Znaleziono ciało nastolatki, która wpadła do jeziora w miejscowości Żeliszewo (woj. zachodniopomorskie). Wczoraj dwie dziewczyny wypadły z przewróconej łódki. Jedną z nich uratowano, wyziębiona trafiła do szpitala. Druga utonęła.
Około 8.30 wznowiono poszukiwania 16-latki, która wpadła do wody wczoraj późnym wieczorem. Wraz z koleżanką płynęła łódką, która się wywróciła. Praca nurków przyniosła rezultaty tuż po południu, gdy odnaleziono ciało dziewczyny.
Przypadkowy bohater
Straż pożarna otrzymała zgłoszenie o wywróconej łódce w poniedziałek przed godziną 20.00. Kiedy strażacy przyjechali na miejsce, zauważyli w wodzie dziewczynę i płynącego jej na ratunek chłopaka.
- Na powierzchni jeziora widać było dziewczynkę 17-letnią i chłopaka z miejscowości Żeliszewo, który płynął do niej, żeby ją uratować - poinformował młodszy aspirant Mirosław Dzidek z Państwowej Straży Pożarnej w Choszcznie.
Obie osoby udało się uratować - dziewczynkę strażacy wciągnęli na łódkę, a chłopak chwycił się pontonu.
Nastolatka była wyziębiona, ale przytomna.

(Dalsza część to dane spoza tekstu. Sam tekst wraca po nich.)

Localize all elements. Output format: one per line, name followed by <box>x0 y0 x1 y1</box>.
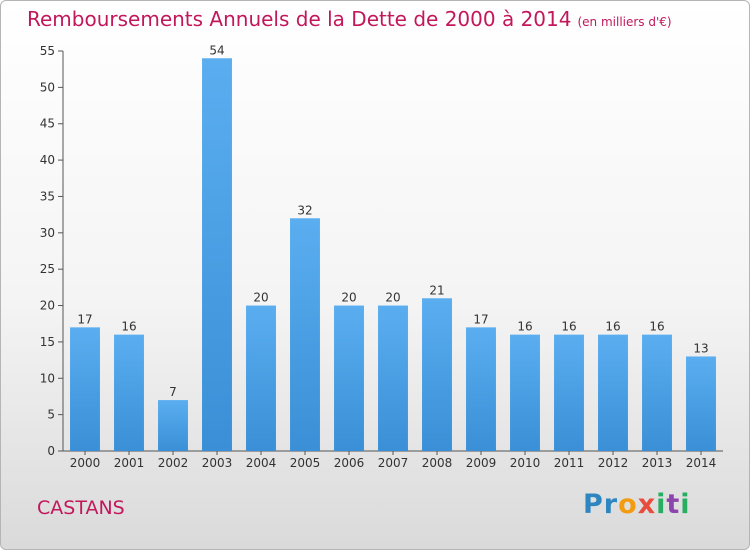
x-tick-label: 2003 <box>202 456 233 470</box>
data-label: 16 <box>561 320 576 334</box>
bar <box>422 298 452 451</box>
logo-letter: t <box>666 489 681 520</box>
y-tick-label: 55 <box>40 44 55 58</box>
data-label: 16 <box>605 320 620 334</box>
bar <box>114 334 144 451</box>
data-label: 21 <box>429 283 444 297</box>
y-tick-label: 15 <box>40 335 55 349</box>
logo-letter: x <box>637 489 657 520</box>
bar <box>70 327 100 451</box>
x-tick-label: 2010 <box>510 456 541 470</box>
y-tick-label: 20 <box>40 299 55 313</box>
bar <box>378 305 408 451</box>
bar <box>598 334 628 451</box>
x-tick-label: 2011 <box>554 456 585 470</box>
y-tick-label: 50 <box>40 80 55 94</box>
data-label: 20 <box>385 291 400 305</box>
y-tick-label: 30 <box>40 226 55 240</box>
data-label: 32 <box>297 203 312 217</box>
x-tick-label: 2008 <box>422 456 453 470</box>
place-name: CASTANS <box>37 497 125 519</box>
bar <box>686 356 716 451</box>
bar <box>554 334 584 451</box>
y-tick-label: 0 <box>47 444 55 458</box>
bar <box>158 400 188 451</box>
y-tick-label: 35 <box>40 189 55 203</box>
y-tick-label: 5 <box>47 408 55 422</box>
x-tick-label: 2001 <box>114 456 145 470</box>
y-tick-label: 40 <box>40 153 55 167</box>
x-tick-label: 2009 <box>466 456 497 470</box>
x-tick-label: 2005 <box>290 456 321 470</box>
x-tick-label: 2000 <box>70 456 101 470</box>
bar <box>334 305 364 451</box>
y-tick-label: 45 <box>40 117 55 131</box>
logo-letter: P <box>583 489 604 520</box>
data-label: 16 <box>649 320 664 334</box>
bar <box>466 327 496 451</box>
logo-letter: o <box>618 489 638 520</box>
data-label: 16 <box>517 320 532 334</box>
data-label: 54 <box>209 43 224 57</box>
x-tick-label: 2002 <box>158 456 189 470</box>
data-label: 16 <box>121 320 136 334</box>
x-tick-label: 2004 <box>246 456 277 470</box>
logo-letter: i <box>680 489 691 520</box>
data-label: 17 <box>473 312 488 326</box>
chart-title: Remboursements Annuels de la Dette de 20… <box>27 7 672 31</box>
bar <box>290 218 320 451</box>
chart-subtitle: (en milliers d'€) <box>577 15 672 29</box>
x-tick-label: 2012 <box>598 456 629 470</box>
y-tick-label: 25 <box>40 262 55 276</box>
logo-letter: r <box>603 489 619 520</box>
bar <box>642 334 672 451</box>
y-tick-label: 10 <box>40 371 55 385</box>
bar <box>202 58 232 451</box>
x-tick-label: 2007 <box>378 456 409 470</box>
data-label: 17 <box>77 312 92 326</box>
data-label: 20 <box>253 291 268 305</box>
data-label: 7 <box>169 385 177 399</box>
data-label: 20 <box>341 291 356 305</box>
proxiti-logo: Proxiti <box>583 489 691 520</box>
bar <box>246 305 276 451</box>
data-label: 13 <box>693 341 708 355</box>
logo-letter: i <box>656 489 667 520</box>
bar <box>510 334 540 451</box>
x-tick-label: 2013 <box>642 456 673 470</box>
x-tick-label: 2006 <box>334 456 365 470</box>
x-tick-label: 2014 <box>686 456 717 470</box>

Została odwieziona do szpitala, ratujący ją chłopak był w dobrym stanie i poszedł do domu.
Okazało się, że wraz z kolegą byli świadkami zdarzenia. Jego znajomy pobiegł po pomoc, a on postanowił wskoczyć do wody.

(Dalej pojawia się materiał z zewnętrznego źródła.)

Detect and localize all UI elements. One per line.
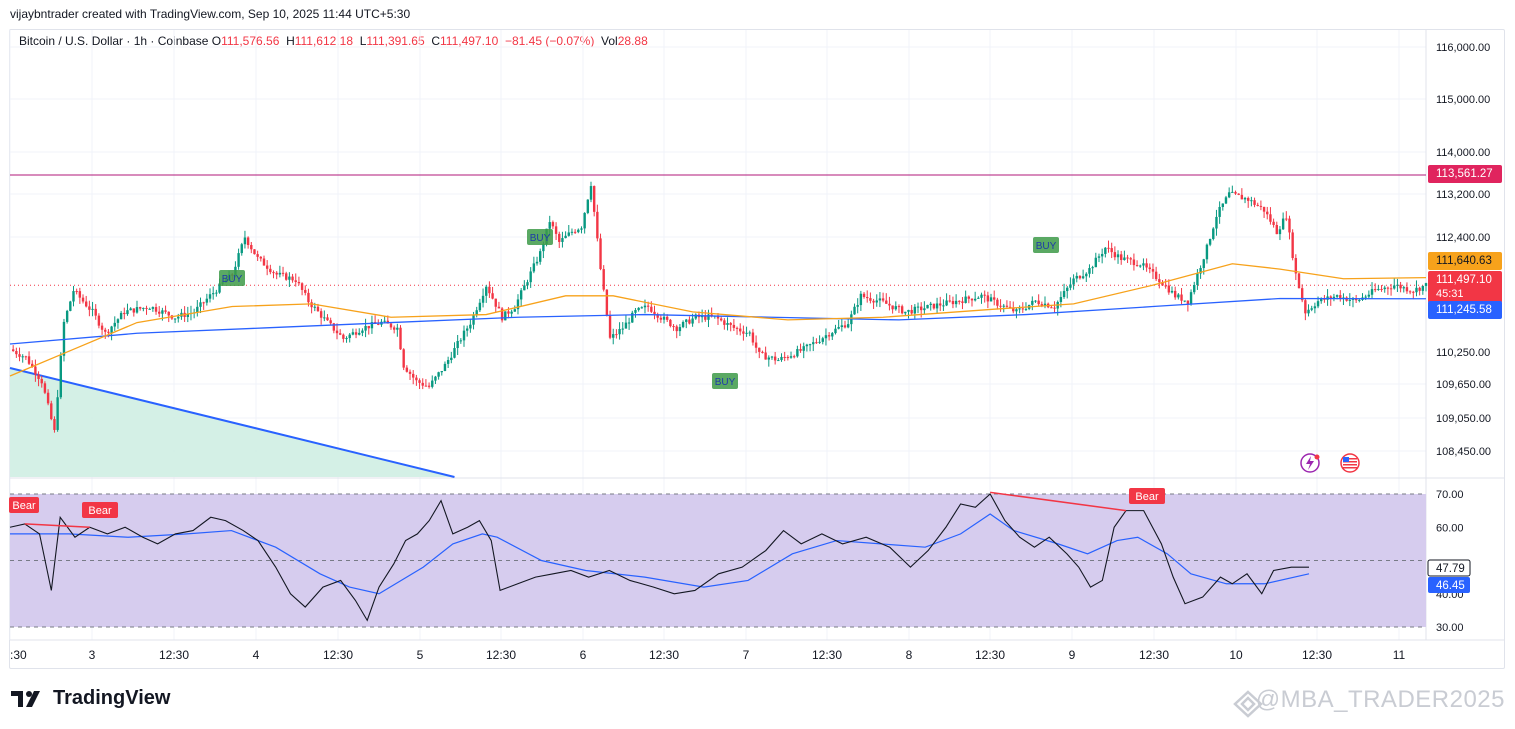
watermark: @MBA_TRADER2025 <box>1255 686 1505 713</box>
high-value: 111,612.18 <box>294 34 354 48</box>
open-value: 111,576.56 <box>221 34 280 48</box>
watermark-diamond-icon <box>1233 690 1263 718</box>
ohlc-legend: Bitcoin / U.S. Dollar · 1h · Coinbase O1… <box>19 34 648 48</box>
tradingview-logo-icon <box>11 690 40 707</box>
symbol-title[interactable]: Bitcoin / U.S. Dollar · 1h · Coinbase <box>19 34 209 48</box>
close-value: 111,497.10 <box>440 34 499 48</box>
brand-name: TradingView <box>53 687 171 709</box>
chart-credit: vijaybntrader created with TradingView.c… <box>10 7 411 21</box>
low-value: 111,391.65 <box>366 34 425 48</box>
volume-value: 28.88 <box>617 34 648 48</box>
chart-frame <box>9 29 1505 669</box>
tradingview-logo[interactable]: TradingView <box>11 687 170 710</box>
change-value: −81.45 (−0.07%) <box>504 34 595 48</box>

Poszukiwania drugiej nastolatki
- Okazało się, że dziewczyna miała towarzyszkę, z którą pływała tą łódką - powiedział Mirosław Dzidek.
Nurkowie ze Szczecina przeszukiwali dno jeziora w poszukiwaniu drugiej nastolatki, która towarzyszyła swojej koleżance na łódce. Na głębokości 18 metrów znaleźli łódkę, jednak nie natknęli się na dziewczynę. Jezioro miejscami ma nawet 30 metrów głębokości. Poszukiwana w poniedziałek wieczorem przerwano, we wtorek rano zostały wznowione.